One of the most well-established areas of success is computer vision, which refers to the use of deep learning to recognize patterns in images or videos. Computer vision applications have the potential to detect abnormalities, localize findings, classify conditions, and even quantify the extent of disease. In radiology, AI tools have been shown to improve the performance of radiologists in detecting lung cancer on chest radiographs19 and breast cancer on mammograms.20,21 Other models have demonstrated high sensitivity and specificity in localizing radius and ulna fractures on wrist radiographs.22 In ophthalmology, deep learning tools have shown effectiveness in screening for diabetic retinopathy, with the potential to reduce workload and improve diagnostic accuracy.23 Looking ahead, computer vision is poised to evolve toward real-time applications in procedural settings and integrated multimodal diagnostics, combining imaging with other clinical data sources for more holistic decision making. These advances highlight how deep learning can augment clinical judgment and reduce diagnostic error—an impact that extends beyond imaging to other modalities.

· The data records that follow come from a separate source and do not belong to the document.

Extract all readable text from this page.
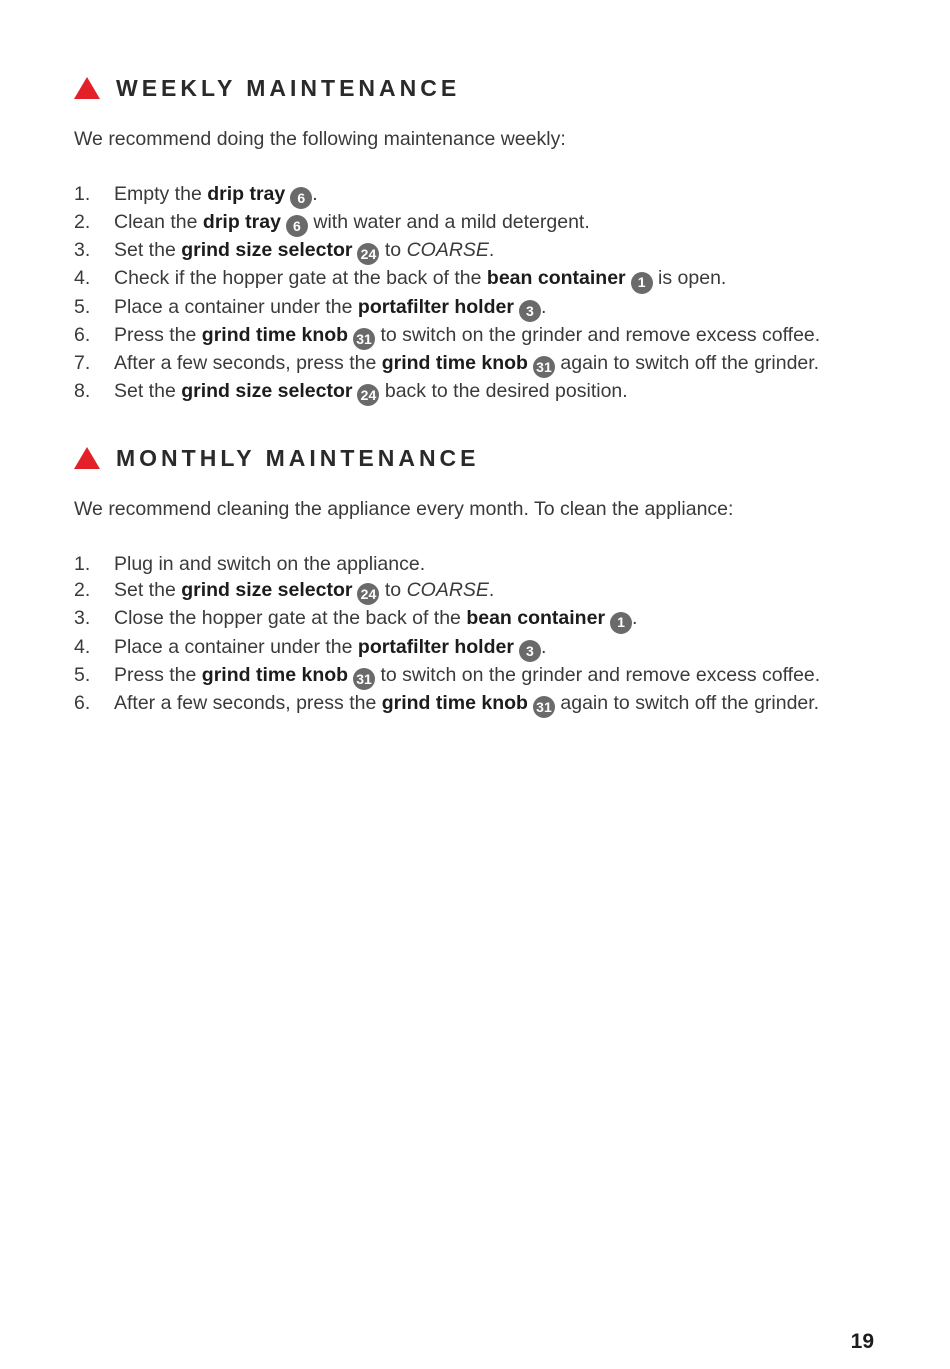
WEEKLY MAINTENANCE
We recommend doing the following maintenance weekly:
1. Empty the drip tray 6 .
2. Clean the drip tray 6 with water and a mild detergent.
3. Set the grind size selector 24 to COARSE.
4. Check if the hopper gate at the back of the bean container 1 is open.
5. Place a container under the portafilter holder 3 .
6. Press the grind time knob 31 to switch on the grinder and remove excess coffee.
7. After a few seconds, press the grind time knob 31 again to switch off the grinder.
8. Set the grind size selector 24 back to the desired position.
MONTHLY MAINTENANCE
We recommend cleaning the appliance every month. To clean the appliance:
1. Plug in and switch on the appliance.
2. Set the grind size selector 24 to COARSE.
3. Close the hopper gate at the back of the bean container 1 .
4. Place a container under the portafilter holder 3 .
5. Press the grind time knob 31 to switch on the grinder and remove excess coffee.
6. After a few seconds, press the grind time knob 31 again to switch off the grinder.
19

Biomedical pattern recognition refers to the use of deep learning to recognize patterns in physiologic or biometric data. These models are increasingly applied across a range of clinical contexts from high-acuity inpatient monitoring to population-level screening in outpatient or consumer settings. The AI-enabled sepsis prediction algorithms discussed earlier have demonstrated meaningful clinical impact, having been associated with a 9.5 percent reduction in in-hospital mortality, a 32.3 percent reduction in hospital length of stay, and a 22.7 percent reduction in 30-day readmissions for sepsis-related stays.24 Deep learning models have also been embedded in wearable technologies, offering real-time physiologic monitoring outside the hospital. Studies involving over 400,000 participants found that atrial fibrillation detection algorithms achieved positive predictive values of 84 percent and 98.2 percent using Apple Watch and Fitbit devices, respectively.25,26 In more specialized applications, deep learning is being used to analyze genomic sequencing data to help guide individualized care, supporting efforts to tailor treatments to a patient’s unique biology.27 Future applications of biomedical pattern recognition may shift from episodic detection toward continuous health monitoring, leveraging wearable and genomic data streams to enable earlier disease prediction and personalized preventive care.

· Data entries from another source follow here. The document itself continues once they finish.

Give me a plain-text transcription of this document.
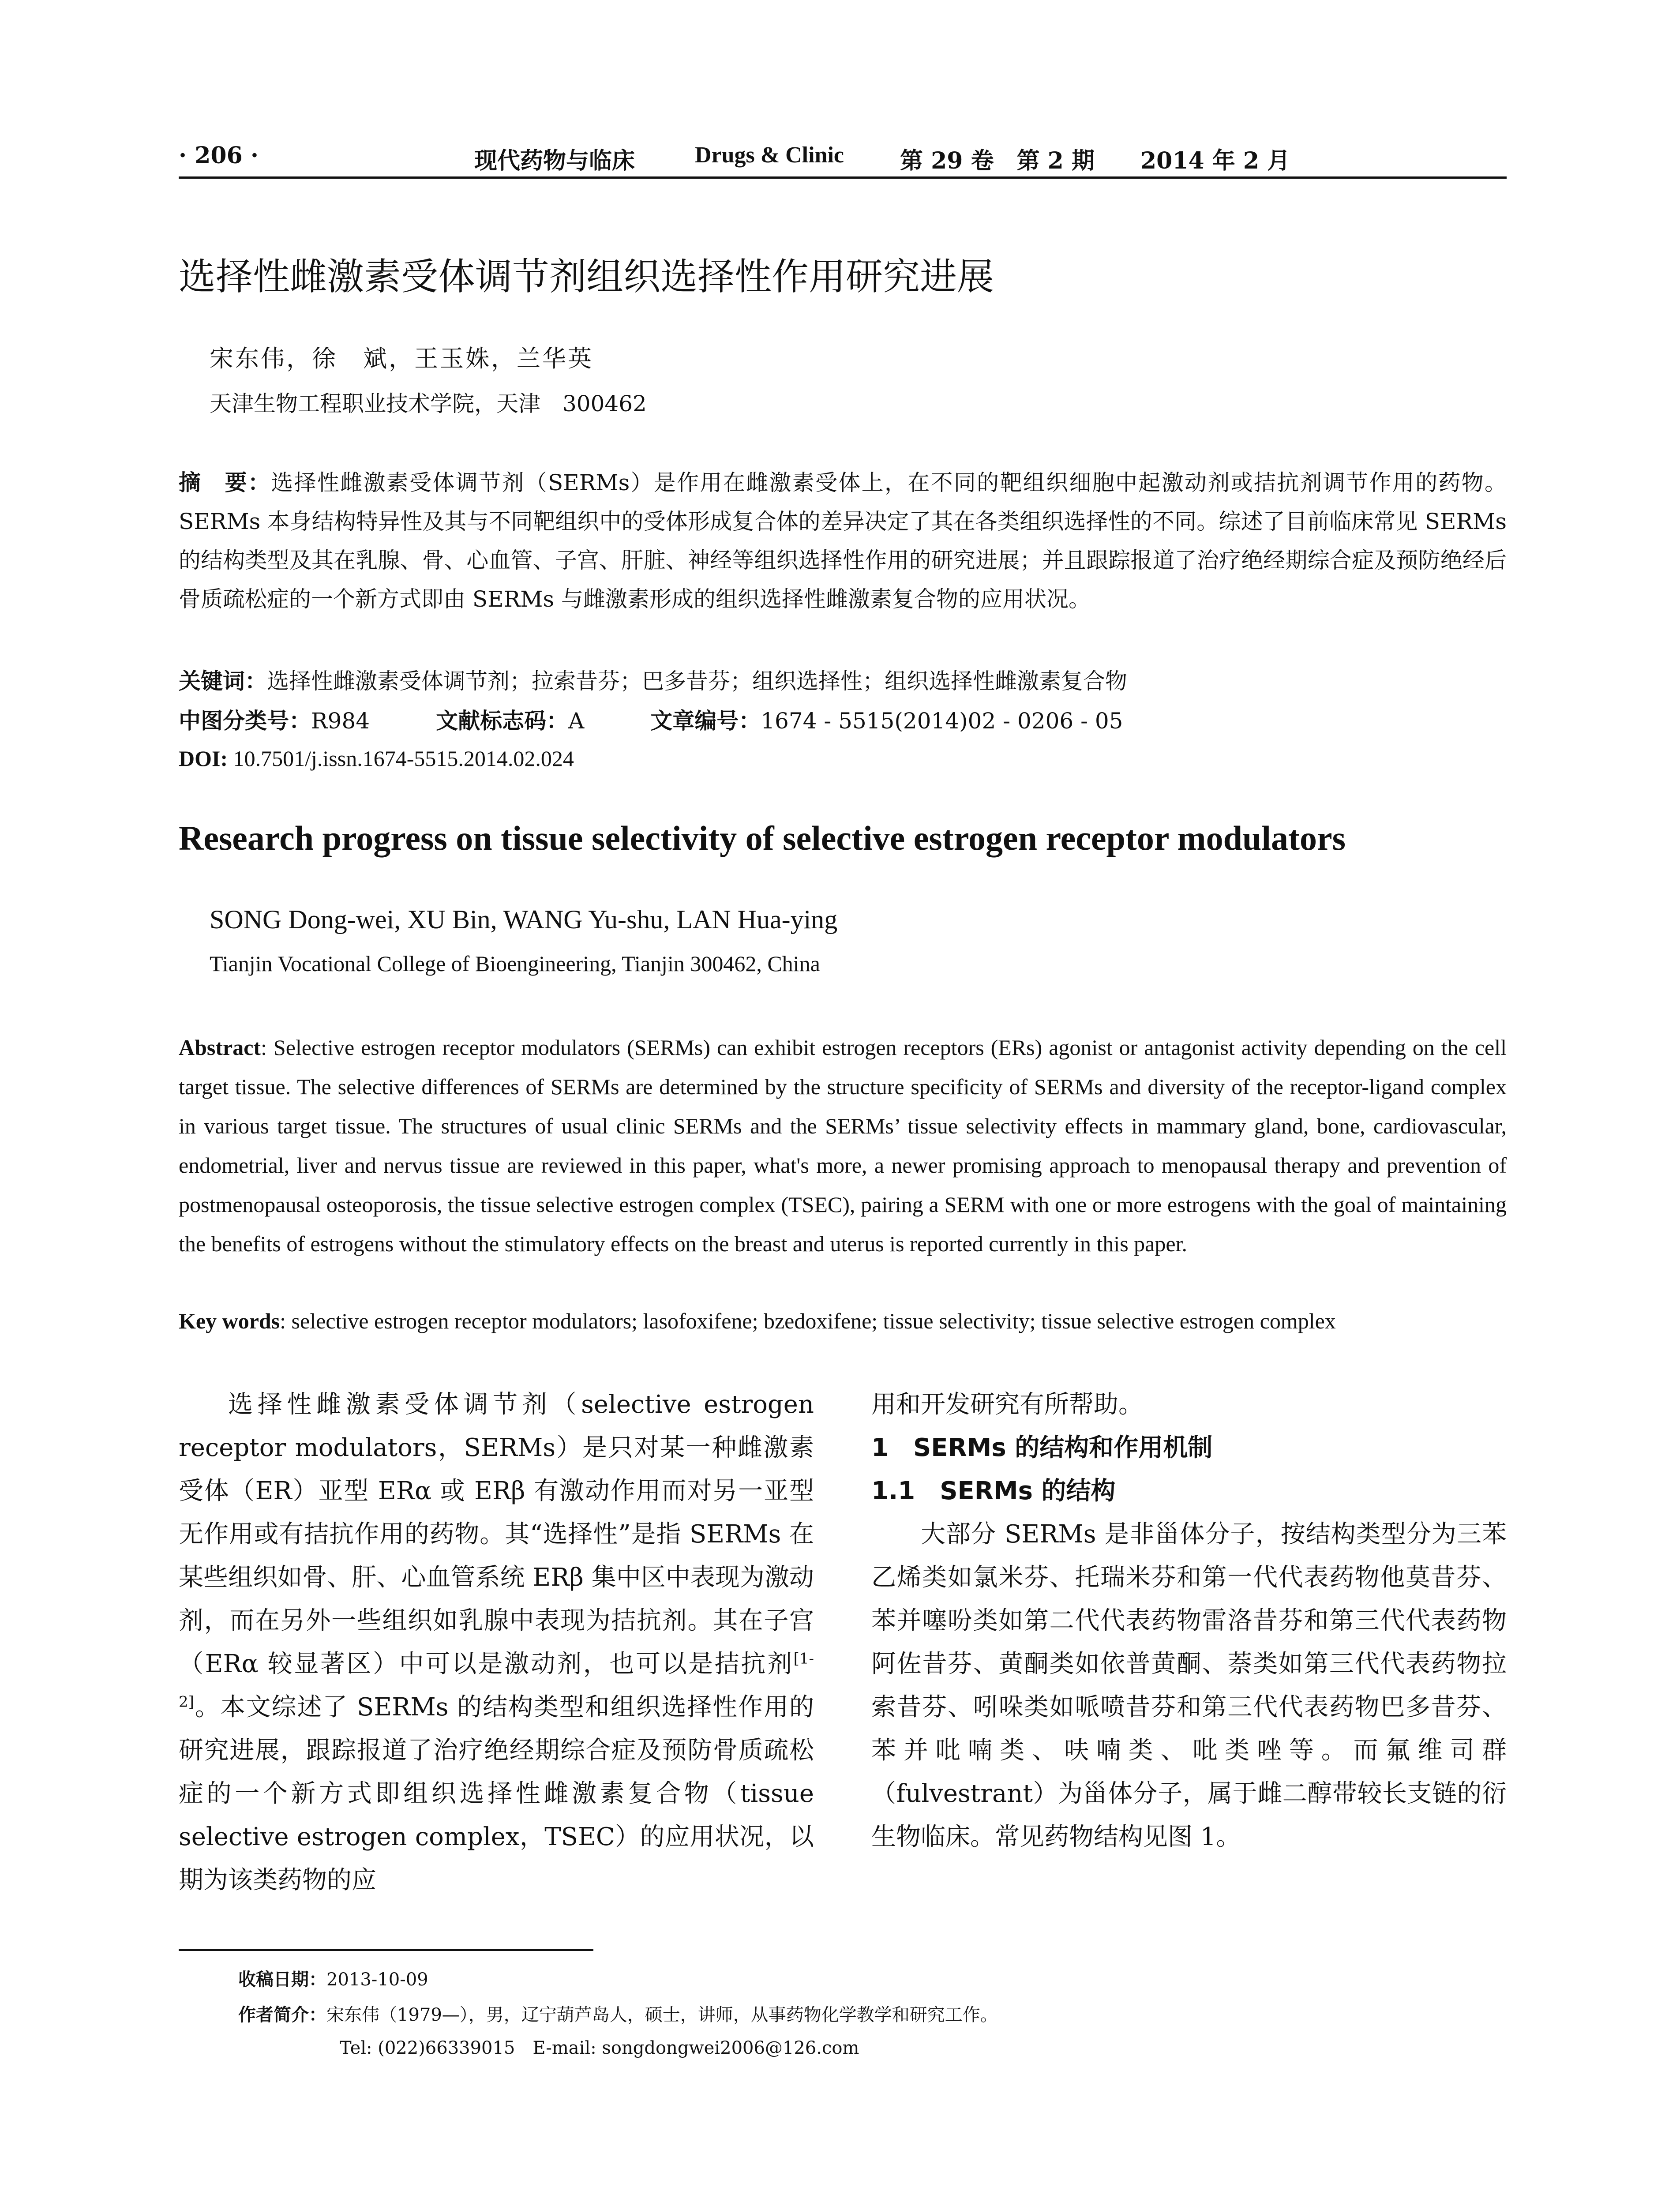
· 206 ·	现代药物与临床	Drugs & Clinic 第 29 卷　第 2 期 2014 年 2 月
选择性雌激素受体调节剂组织选择性作用研究进展
宋东伟，徐　斌，王玉姝，兰华英
天津生物工程职业技术学院，天津　300462
摘　要：选择性雌激素受体调节剂（SERMs）是作用在雌激素受体上，在不同的靶组织细胞中起激动剂或拮抗剂调节作用的药物。SERMs 本身结构特异性及其与不同靶组织中的受体形成复合体的差异决定了其在各类组织选择性的不同。综述了目前临床常见 SERMs 的结构类型及其在乳腺、骨、心血管、子宫、肝脏、神经等组织选择性作用的研究进展；并且跟踪报道了治疗绝经期综合症及预防绝经后骨质疏松症的一个新方式即由 SERMs 与雌激素形成的组织选择性雌激素复合物的应用状况。
关键词：选择性雌激素受体调节剂；拉索昔芬；巴多昔芬；组织选择性；组织选择性雌激素复合物
中图分类号：R984	文献标志码：A	文章编号：1674 - 5515(2014)02 - 0206 - 05
DOI: 10.7501/j.issn.1674-5515.2014.02.024
Research progress on tissue selectivity of selective estrogen receptor modulators
SONG Dong-wei, XU Bin, WANG Yu-shu, LAN Hua-ying
Tianjin Vocational College of Bioengineering, Tianjin 300462, China
Abstract: Selective estrogen receptor modulators (SERMs) can exhibit estrogen receptors (ERs) agonist or antagonist activity depending on the cell target tissue. The selective differences of SERMs are determined by the structure specificity of SERMs and diversity of the receptor-ligand complex in various target tissue. The structures of usual clinic SERMs and the SERMs’ tissue selectivity effects in mammary gland, bone, cardiovascular, endometrial, liver and nervus tissue are reviewed in this paper, what's more, a newer promising approach to menopausal therapy and prevention of postmenopausal osteoporosis, the tissue selective estrogen complex (TSEC), pairing a SERM with one or more estrogens with the goal of maintaining the benefits of estrogens without the stimulatory effects on the breast and uterus is reported currently in this paper.
Key words: selective estrogen receptor modulators; lasofoxifene; bzedoxifene; tissue selectivity; tissue selective estrogen complex

选择性雌激素受体调节剂（selective estrogen receptor modulators，SERMs）是只对某一种雌激素受体（ER）亚型 ERα 或 ERβ 有激动作用而对另一亚型无作用或有拮抗作用的药物。其“选择性”是指 SERMs 在某些组织如骨、肝、心血管系统 ERβ 集中区中表现为激动剂，而在另外一些组织如乳腺中表现为拮抗剂。其在子宫（ERα 较显著区）中可以是激动剂，也可以是拮抗剂[1-2]。本文综述了 SERMs 的结构类型和组织选择性作用的研究进展，跟踪报道了治疗绝经期综合症及预防骨质疏松症的一个新方式即组织选择性雌激素复合物（tissue selective estrogen complex，TSEC）的应用状况，以期为该类药物的应

用和开发研究有所帮助。
1　SERMs 的结构和作用机制
1.1　SERMs 的结构

大部分 SERMs 是非甾体分子，按结构类型分为三苯乙烯类如氯米芬、托瑞米芬和第一代代表药物他莫昔芬、苯并噻吩类如第二代代表药物雷洛昔芬和第三代代表药物阿佐昔芬、黄酮类如依普黄酮、萘类如第三代代表药物拉索昔芬、吲哚类如哌喷昔芬和第三代代表药物巴多昔芬、苯并吡喃类、呋喃类、吡类唑等。而氟维司群（fulvestrant）为甾体分子，属于雌二醇带较长支链的衍生物临床。常见药物结构见图 1。

收稿日期：2013-10-09
作者简介：宋东伟（1979—），男，辽宁葫芦岛人，硕士，讲师，从事药物化学教学和研究工作。
Tel: (022)66339015　E-mail: songdongwei2006@126.com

Natural language processing (NLP), or the application of deep learning to recognize patterns in text data, enables AI to interpret and generate language. NLP is often accompanied by automatic speech recognition (ASR), another deep learning application that transcribes spoken language into text, allowing AI systems to process verbal input. The use of deep learning in this context has led to the development of ChatGPT and other Large Language Models (LLMs), which are effectively next word prediction algorithms. There are numerous uses of NLP and LLMs in healthcare, often offering workflow and clerical support across various clinical settings. Ambient digital scribes, an LLM-driven technology that provides drafts of clinical documentation for providers, have been shown to significantly reduce documentation time and provider burden.28,29 Similarly, AI-generated draft responses to patient messages have demonstrated the potential to reduce clinician burnout and cognitive load.30,31 While most current popular applications focus on using LLMs for clerical tasks, the latest models have been shown to excel in medical reasoning: an LLM outperformed physicians on a diagnostic reasoning task, even when those physicians were allowed to use the AI system as an assistive tool.32 As LLMs continue to improve, future models may effectively act as colleagues, assisting clinicians with both clerical and diagnostic tasks.
Taken together, these examples highlight the versatility of deep learning across domains of care delivery, diagnostic support, administrative burden reduction, and patient engagement. While these applications are far from exhaustive, they underscore the potential of deep learning to transform multiple healthcare processes.